Nostradamus: A novel event propagation prediction approach with spatio-temporal characteristics in non-Euclidean space

2021 
Abstract The prediction of event propagation has received extensive attention from the knowledge discovery community for applications such as virus spread analytics, social network analysis, earthquake location prediction, and typhoon tracking. The data describing these phenomena are multidimensional asynchronous event data that affect each other and show complex dynamic patterns in the continuous-time domain. Unlike the discrete characteristics formed by sampling at equal intervals of asynchronous time series, the timestamps of asynchronous events are in the continuous-time field.

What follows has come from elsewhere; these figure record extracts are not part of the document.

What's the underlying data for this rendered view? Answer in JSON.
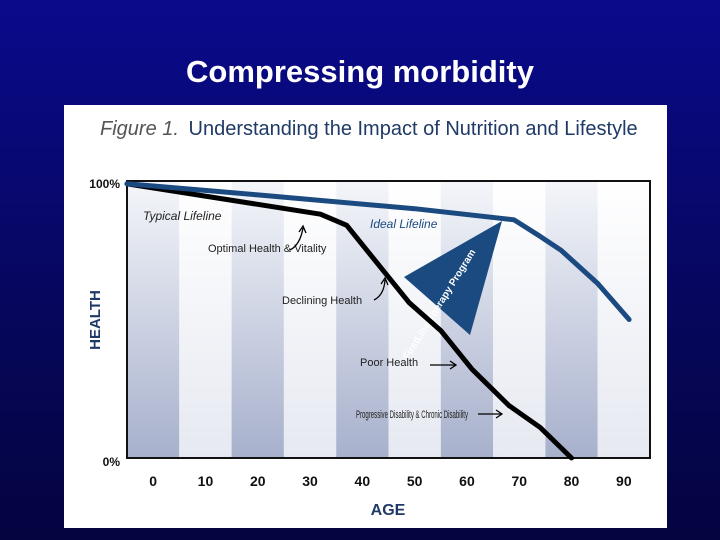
{
  "slide": {
    "title": "Compressing morbidity"
  },
  "chart_data": {
    "type": "line",
    "title_prefix": "Figure 1.",
    "title": "Understanding the Impact of Nutrition and Lifestyle",
    "xlabel": "AGE",
    "ylabel": "HEALTH",
    "xticks": [
      "0",
      "10",
      "20",
      "30",
      "40",
      "50",
      "60",
      "70",
      "80",
      "90"
    ],
    "yticks": [
      "0%",
      "100%"
    ],
    "xlim": [
      -5,
      95
    ],
    "ylim": [
      0,
      100
    ],
    "series": [
      {
        "name": "Typical Lifeline",
        "color": "#000000",
        "points": [
          [
            -5,
            99
          ],
          [
            32,
            88
          ],
          [
            37,
            84
          ],
          [
            43,
            70
          ],
          [
            49,
            56
          ],
          [
            55,
            46
          ],
          [
            61,
            32
          ],
          [
            68,
            19
          ],
          [
            74,
            11
          ],
          [
            80,
            0
          ]
        ]
      },
      {
        "name": "Ideal Lifeline",
        "color": "#1a4a80",
        "points": [
          [
            -5,
            99
          ],
          [
            20,
            95
          ],
          [
            50,
            90
          ],
          [
            69,
            86
          ],
          [
            74,
            80
          ],
          [
            78,
            75
          ],
          [
            85,
            63
          ],
          [
            91,
            50
          ]
        ]
      }
    ],
    "annotations": [
      {
        "text": "Optimal Health & Vitality"
      },
      {
        "text": "Declining Health"
      },
      {
        "text": "Poor Health"
      },
      {
        "text": "Progressive Disability & Chronic Disability"
      },
      {
        "text": "FirstLine Therapy Program"
      }
    ],
    "accent_color": "#1a4a80"
  }
}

The study of these dynamic processes and the mining of their potential correlations provide a foundation for applying event propagation prediction, traceability, and causal inference at both the micro and macro levels. Most of the existing methods represent data as being embedded in the Euclidean space. However, when embedding a real-world graph with a tree-likeliness graph, Euclidean space can not visually represent a graph. Inspired by the characteristics of hyperbolic space, we propose a model called Nostradamus to capture the propagation of the events of interest from historical events in a graph via the hyperbolic graph neural Hawkes process with Spatio-temporal characteristics. The Nostradamus’ core concept is to integrate the Hawkes process’s conditional intensity function with a hyperbolic graph convolutional recurrent neural network.